Being a woman in Palestine

GVL/Megan Webster - Samah Saleh, associate professor of sociology and social work at An-Najah National University in Nablus, Palestine, speaks to students inside the Grand River Room in Kirkhof on Thursday, Feb. 16, 2017.

Megan Webster

GVL/Megan Webster – Samah Saleh, associate professor of sociology and social work at An-Najah National University in Nablus, Palestine, speaks to students inside the Grand River Room in Kirkhof on Thursday, Feb. 16, 2017.

Megan Webster

Using the analogy of a prison, Samah Saleh, associate professor of sociology and social work at An-Najah National University in Nablus, Palestine, illustrated a world in which Palestinian women are treated as objects rather than as human beings. While speaking in the Kirkhof Center Grand River Room Thursday, Feb. 16, Saleh captured the audience’s attention through anecdotes and images of what it is like to be a woman in Palestine during her lecture titled “Palestinian Women Under the Israeli Occupation: The Politicization of Everyday Life.”

Saleh’s lecture was hosted by Grand Valley State University’s Middle East studies in conjunction with the Michigan Model Arab League. In her introduction to the presentation, Coeli Fitzpatrick, a GVSU professor and the coordinator of Middle East studies, laid out Saleh’s credentials and achievements and explained the importance of her visit.

“Her research is constantly leading her in the direction of asking how people, mainly women and children, internalize the (Israeli) occupation and what sort of strategies they developed to resist and to have fortitude under the occupation,” Fitzpatrick said.

Saleh based her presentation on 27 interviews of Palestinian women that she conducted for her doctorate degree. The topic of discussion was the invasion and demolition of homes, the practice of Sumud and Palestinian women becoming activists in response to the actions against them and their homes.

“Women are experiencing a lot of politics within their home, a private space,” Saleh said. “They are listening to the news every morning and are watching different incidents. It’s not a matter of choice. It’s a matter of the everyday life.”

Saleh said it was quite common for the Israeli occupation to come into a home and completely destroy it. No matter what form of destruction the Israelis used, the house was typically unrecognizable by the end.

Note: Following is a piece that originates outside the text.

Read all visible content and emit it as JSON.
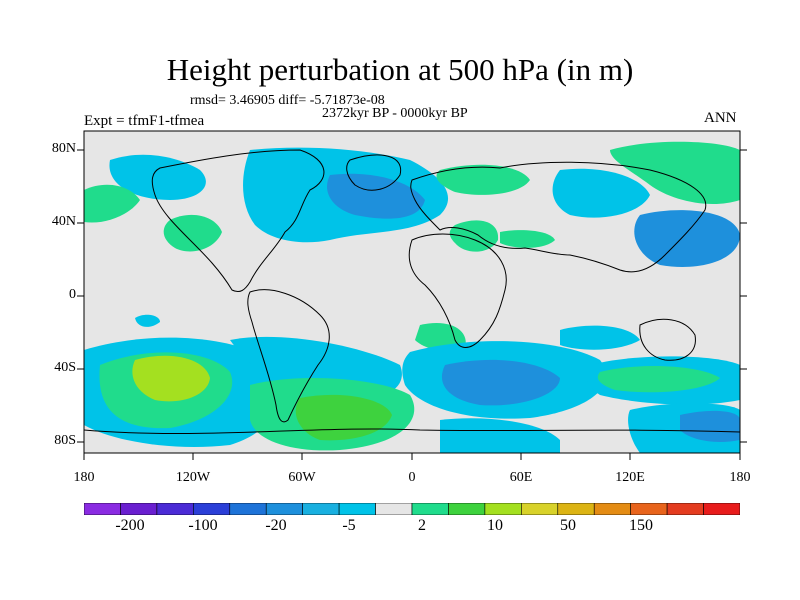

When this happens, Palestinian families are permanently displaced from their homes and no longer own the land, effectively becoming homeless. Still, the streets are free of homeless families because the community has a large amount of resources available for these unlucky families. Saleh said the demolition of such a private space is a way to punish the occupants.

Nevertheless, Saleh said Palestinian women manage to stand up against the occupation by practicing Sumud, the exercise of peaceful nonresistance, and promoting nonviolence. They practice Sumud by keeping the actions of their everyday lives the same. They continue to do the things the Israeli occupation restricts them from doing.

“It’s not on the part of shooting anyone,” Saleh said. “It’s to know how to love, to know how to deal with this everyday life.”

Along with the constant practice of Sumud, the women of Palestine also find a way to break the borders. Saleh said the women don’t allow the physical and metaphorical borders erected by the occupation restrict them from getting involved.

“How these women were involved is a question we can ask,” Saleh said. “I believe that women negotiate. There are borders around them, and it takes to know how to move outside of those borders. They are aware, like most Palestinian women are aware, of the borders around them. They are aware about everything. They know how to negotiate these borders.”